Alinhando com o presidente brasileiro Lula da Silva, que no seu discurso antes de Biden pediu uma reforma da organização e uma revisão da Carta Fundadora da ONU, que completa 80 anos em 2025, o líder norte-americano defendeu que é preciso “reformar e expandir o Conselho de Segurança das Nações Unidas”, referindo que a embaixadora dos EUA na organização acabou de apresentar uma proposta detalhada nesse sentido. “O Conselho de Segurança tem de retomar o seu trabalho de garantir a paz, de acabar com as guerras, de travar a proliferação das mais perigosas armas, de inverter a maré.”

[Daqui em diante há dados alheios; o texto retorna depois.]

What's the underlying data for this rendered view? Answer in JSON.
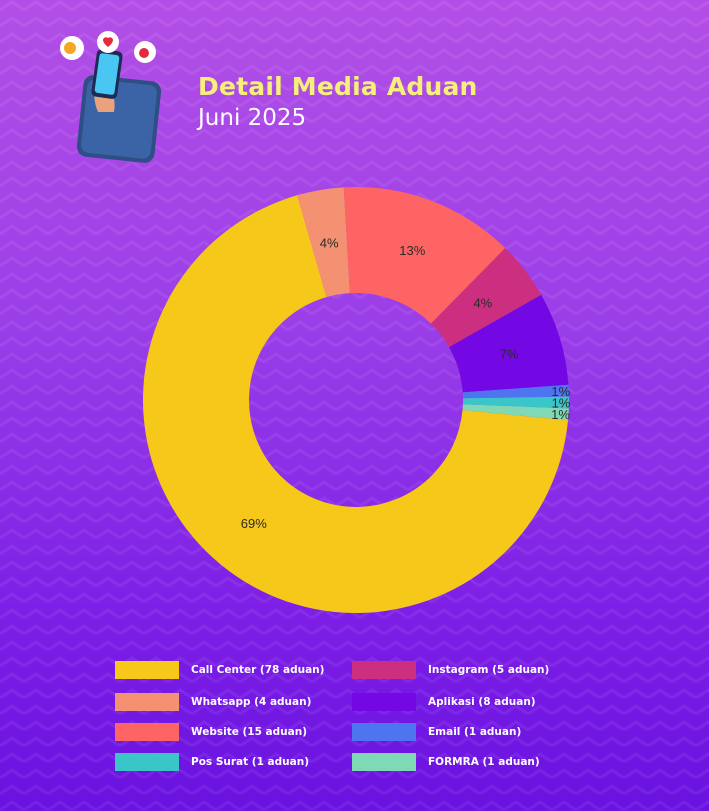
{
  "header": {
    "title": "Detail Media Aduan",
    "subtitle": "Juni 2025"
  },
  "illustration": {
    "icon": "phone-hand-notification-icon"
  },
  "chart_data": {
    "type": "pie",
    "donut": true,
    "title": "Detail Media Aduan",
    "subtitle": "Juni 2025",
    "legend_position": "bottom",
    "categories": [
      "Call Center",
      "Whatsapp",
      "Website",
      "Instagram",
      "Aplikasi",
      "Email",
      "Pos Surat",
      "FORMRA"
    ],
    "values": [
      78,
      4,
      15,
      5,
      8,
      1,
      1,
      1
    ],
    "data_labels": [
      "69%",
      "4%",
      "13%",
      "4%",
      "7%",
      "1%",
      "1%",
      "1%"
    ],
    "colors": [
      "#f6c81a",
      "#f49173",
      "#ff6464",
      "#cc2f7f",
      "#7308e4",
      "#4f74f0",
      "#3ac6c9",
      "#7fd9b4"
    ],
    "legend": [
      {
        "label": "Call Center (78 aduan)",
        "color": "#f6c81a"
      },
      {
        "label": "Whatsapp (4 aduan)",
        "color": "#f49173"
      },
      {
        "label": "Website (15 aduan)",
        "color": "#ff6464"
      },
      {
        "label": "Pos Surat (1 aduan)",
        "color": "#3ac6c9"
      },
      {
        "label": "Instagram (5 aduan)",
        "color": "#cc2f7f"
      },
      {
        "label": "Aplikasi (8 aduan)",
        "color": "#7308e4"
      },
      {
        "label": "Email  (1 aduan)",
        "color": "#4f74f0"
      },
      {
        "label": "FORMRA (1 aduan)",
        "color": "#7fd9b4"
      }
    ]
  }
}
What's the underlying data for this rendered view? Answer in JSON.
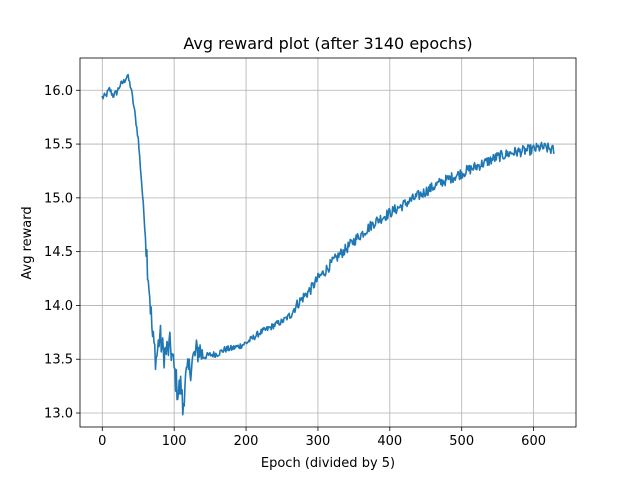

“Uma coisa não deve mudar”, referiu na reta final do discurso. “Não devemos esquecer-nos de quem estamos aqui a representar – o povo. O poder do povo faz-me estar mais otimista quanto ao futuro do que algum dia estive. Somos mais fortes do que julgamos, mais fortes juntos do que sozinhos, e aquilo que as pessoas dizem ser impossível é só uma ilusão”, concluiu Biden. “Nelson Mandela disse que ‘parece sempre impossível até ser feito’ – caros líderes, não há nada que esteja para lá das nossas capacidades se trabalharmos em conjunto.”